See, a few months ago IT installed these little sensors that work with our access badges to log us into the printers.  This means I now print to a printer-independent queue, and then I can whenever is convenient walk up to any printer in our campus, authenticate myself with my access badge, and print my job right then.  From my perspective, it's a huge win: I don't have to figure out what printer I'll be going by, and I don't have to go right now because it's not printing until I show up.  It's entirely possible  that if anyone cares about it, they can actually run accounting reports to see who's printing how much, but ... I don't really care about it.  That, in addition to the fact that in the last year we've been replacing our NFC access badge keyfobs with a tiny little sticker so it's now permanently attached to my phone (no more losing my keyfob) means printing is a delightfully invisible process now.  I don't rush to printers, I don't try to figure out, based on where I'm going, what printer will be closest to me.  Print, go, if you see a printer on your way get your document there.

Second example: Netflix's approach to laptop standards is pretty simple: They have a few standard models, and if an employee wants something different, they'll figure out how much the different model is, communicate it to the employee, and if the employee is comfortable with the price they'll get the laptop.  In my case that means I've been running with a slightly non-standard Macbook with one of them newfangled magsafe-2 connectors.  More and more people are getting them, but we're still a minority.  I have a whole lot of support infrastructure for my Macbook -- about four power supplies, for pretty much everywhere I spend time (living room, bed room, laptop bag, desk), and they're all magsafe-1 power supplies.  So on Friday I asked if I could exchange two of my older power supplies for new, magsafe-2, power supplies.  They weren't in stock, but they were happy to get some for me if I wanted to email the helpdesk as a reminder.  Meanwhile, I dropped by my local desktop support room, chatted with the folks there, and was given two magsafe-1-to-magsafe-2 adapters.  No ticket.  No purchase order.  No approval.  

So what's the point here (other than "Netflix's IT people rock my world")? 

I've been in IT for a long time, and for about as long I've been a customer of IT groups.  From an ITIL perspective, Service Delivery and Service Support are particularly interesting to me, and areas I'm particularly passionate about.   My experience as IT's customer was notable to me by how absolutely invisible IT (and to some degree printers) were in the first case -- my process wasn't printer-centric, it was me/user-centric; in the second case, getting hardware from IT was about as easy as walking to the supply closet and grabbing a highlighter.  And, hell, now that I think about it, we actually have hardware supply closets and I might have been able to just get my adapters or power supplies by just visiting these closets without even talking to anyone.  
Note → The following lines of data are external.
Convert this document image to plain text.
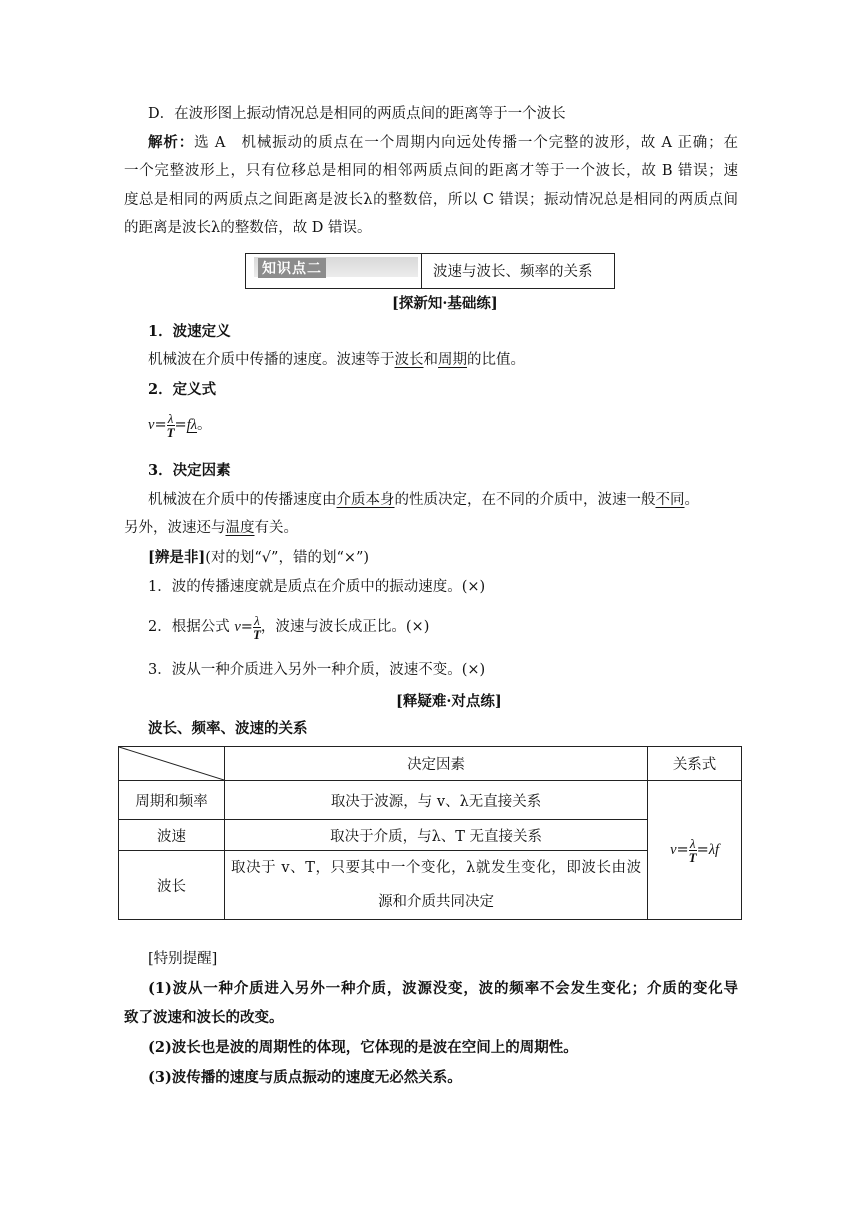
D．在波形图上振动情况总是相同的两质点间的距离等于一个波长
解析：选 A　机械振动的质点在一个周期内向远处传播一个完整的波形，故 A 正确；在
一个完整波形上，只有位移总是相同的相邻两质点间的距离才等于一个波长，故 B 错误；速
度总是相同的两质点之间距离是波长λ的整数倍，所以 C 错误；振动情况总是相同的两质点间
的距离是波长λ的整数倍，故 D 错误。
知识点二	波速与波长、频率的关系
[探新知·基础练]
1．波速定义
机械波在介质中传播的速度。波速等于波长和周期的比值。
2．定义式
$v= \frac{\lambda}{T} =f\lambda$。
3．决定因素
机械波在介质中的传播速度由介质本身的性质决定，在不同的介质中，波速一般不同。
另外，波速还与温度有关。
[辨是非](对的划“√”，错的划“×”)
1．波的传播速度就是质点在介质中的振动速度。(×)
2．根据公式 $v= \frac{\lambda}{T}$ ，波速与波长成正比。(×)
3．波从一种介质进入另外一种介质，波速不变。(×)
[释疑难·对点练]
波长、频率、波速的关系
	决定因素	关系式
周期和频率	取决于波源，与 v、λ无直接关系	$v= \frac{\lambda}{T} =\lambda f$
波速	取决于介质，与λ、T 无直接关系	
波长	取决于 v、T，只要其中一个变化，λ就发生变化，即波长由波
源和介质共同决定	
[特别提醒]
(1)波从一种介质进入另外一种介质，波源没变，波的频率不会发生变化；介质的变化导
致了波速和波长的改变。
(2)波长也是波的周期性的体现，它体现的是波在空间上的周期性。
(3)波传播的速度与质点振动的速度无必然关系。
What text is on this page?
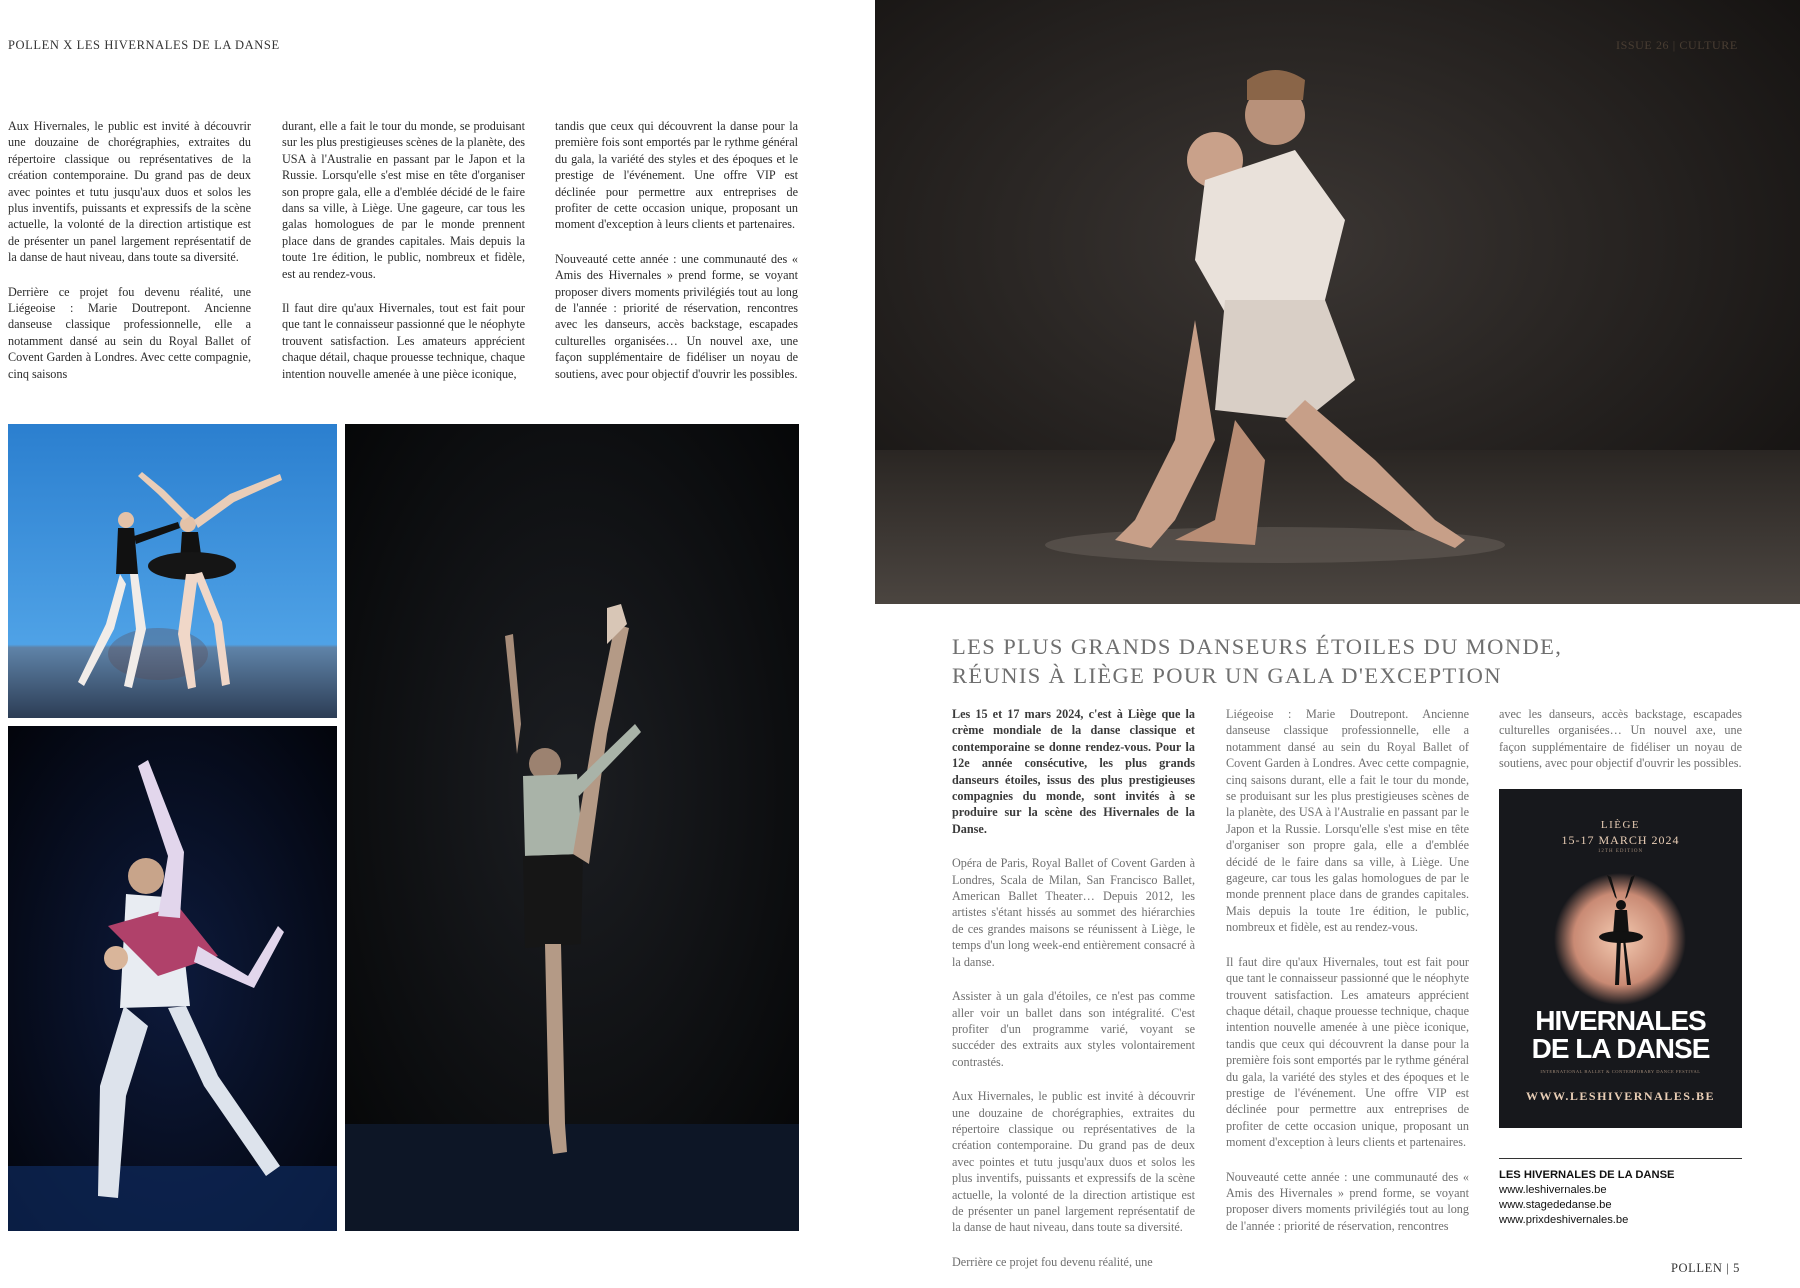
POLLEN X LES HIVERNALES DE LA DANSE

Aux Hivernales, le public est invité à découvrir une douzaine de chorégraphies, extraites du répertoire classique ou représentatives de la création contemporaine. Du grand pas de deux avec pointes et tutu jusqu'aux duos et solos les plus inventifs, puissants et expressifs de la scène actuelle, la volonté de la direction artistique est de présenter un panel largement représentatif de la danse de haut niveau, dans toute sa diversité.

Derrière ce projet fou devenu réalité, une Liégeoise : Marie Doutrepont. Ancienne danseuse classique professionnelle, elle a notamment dansé au sein du Royal Ballet of Covent Garden à Londres. Avec cette compagnie, cinq saisons

durant, elle a fait le tour du monde, se produisant sur les plus prestigieuses scènes de la planète, des USA à l'Australie en passant par le Japon et la Russie. Lorsqu'elle s'est mise en tête d'organiser son propre gala, elle a d'emblée décidé de le faire dans sa ville, à Liège. Une gageure, car tous les galas homologues de par le monde prennent place dans de grandes capitales. Mais depuis la toute 1re édition, le public, nombreux et fidèle, est au rendez-vous.

Il faut dire qu'aux Hivernales, tout est fait pour que tant le connaisseur passionné que le néophyte trouvent satisfaction. Les amateurs apprécient chaque détail, chaque prouesse technique, chaque intention nouvelle amenée à une pièce iconique,

tandis que ceux qui découvrent la danse pour la première fois sont emportés par le rythme général du gala, la variété des styles et des époques et le prestige de l'événement. Une offre VIP est déclinée pour permettre aux entreprises de profiter de cette occasion unique, proposant un moment d'exception à leurs clients et partenaires.

Nouveauté cette année : une communauté des « Amis des Hivernales » prend forme, se voyant proposer divers moments privilégiés tout au long de l'année : priorité de réservation, rencontres avec les danseurs, accès backstage, escapades culturelles organisées… Un nouvel axe, une façon supplémentaire de fidéliser un noyau de soutiens, avec pour objectif d'ouvrir les possibles.

ISSUE 26 | CULTURE
LES PLUS GRANDS DANSEURS ÉTOILES DU MONDE,
RÉUNIS À LIÈGE POUR UN GALA D'EXCEPTION

Les 15 et 17 mars 2024, c'est à Liège que la crème mondiale de la danse classique et contemporaine se donne rendez-vous. Pour la 12e année consécutive, les plus grands danseurs étoiles, issus des plus prestigieuses compagnies du monde, sont invités à se produire sur la scène des Hivernales de la Danse.

Opéra de Paris, Royal Ballet of Covent Garden à Londres, Scala de Milan, San Francisco Ballet, American Ballet Theater… Depuis 2012, les artistes s'étant hissés au sommet des hiérarchies de ces grandes maisons se réunissent à Liège, le temps d'un long week-end entièrement consacré à la danse.

Assister à un gala d'étoiles, ce n'est pas comme aller voir un ballet dans son intégralité. C'est profiter d'un programme varié, voyant se succéder des extraits aux styles volontairement contrastés.

Aux Hivernales, le public est invité à découvrir une douzaine de chorégraphies, extraites du répertoire classique ou représentatives de la création contemporaine. Du grand pas de deux avec pointes et tutu jusqu'aux duos et solos les plus inventifs, puissants et expressifs de la scène actuelle, la volonté de la direction artistique est de présenter un panel largement représentatif de la danse de haut niveau, dans toute sa diversité.

Derrière ce projet fou devenu réalité, une

Liégeoise : Marie Doutrepont. Ancienne danseuse classique professionnelle, elle a notamment dansé au sein du Royal Ballet of Covent Garden à Londres. Avec cette compagnie, cinq saisons durant, elle a fait le tour du monde, se produisant sur les plus prestigieuses scènes de la planète, des USA à l'Australie en passant par le Japon et la Russie. Lorsqu'elle s'est mise en tête d'organiser son propre gala, elle a d'emblée décidé de le faire dans sa ville, à Liège. Une gageure, car tous les galas homologues de par le monde prennent place dans de grandes capitales. Mais depuis la toute 1re édition, le public, nombreux et fidèle, est au rendez-vous.

Il faut dire qu'aux Hivernales, tout est fait pour que tant le connaisseur passionné que le néophyte trouvent satisfaction. Les amateurs apprécient chaque détail, chaque prouesse technique, chaque intention nouvelle amenée à une pièce iconique, tandis que ceux qui découvrent la danse pour la première fois sont emportés par le rythme général du gala, la variété des styles et des époques et le prestige de l'événement. Une offre VIP est déclinée pour permettre aux entreprises de profiter de cette occasion unique, proposant un moment d'exception à leurs clients et partenaires.

Nouveauté cette année : une communauté des « Amis des Hivernales » prend forme, se voyant proposer divers moments privilégiés tout au long de l'année : priorité de réservation, rencontres

avec les danseurs, accès backstage, escapades culturelles organisées… Un nouvel axe, une façon supplémentaire de fidéliser un noyau de soutiens, avec pour objectif d'ouvrir les possibles.

LIÈGE
15-17 MARCH 2024
12TH EDITION
HIVERNALES
DE LA DANSE
INTERNATIONAL BALLET & CONTEMPORARY DANCE FESTIVAL
WWW.LESHIVERNALES.BE
LES HIVERNALES DE LA DANSE
www.leshivernales.be
www.stagededanse.be
www.prixdeshivernales.be
POLLEN | 5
That's the way you do it.  When your customer breezes through their day not having to think about how they need to work something out with IT, when print jobs just show up wherever the customer is, or they get what they need because on their way to getting their work done they pass by some place that will just give them what they need (and do whatever process and documentation needs to happen on the back end, invisible to the customer), you become delightfully invisible.  I didn't even realize how happy IT made me on Friday, until hours after my interaction with them.  That's the goal.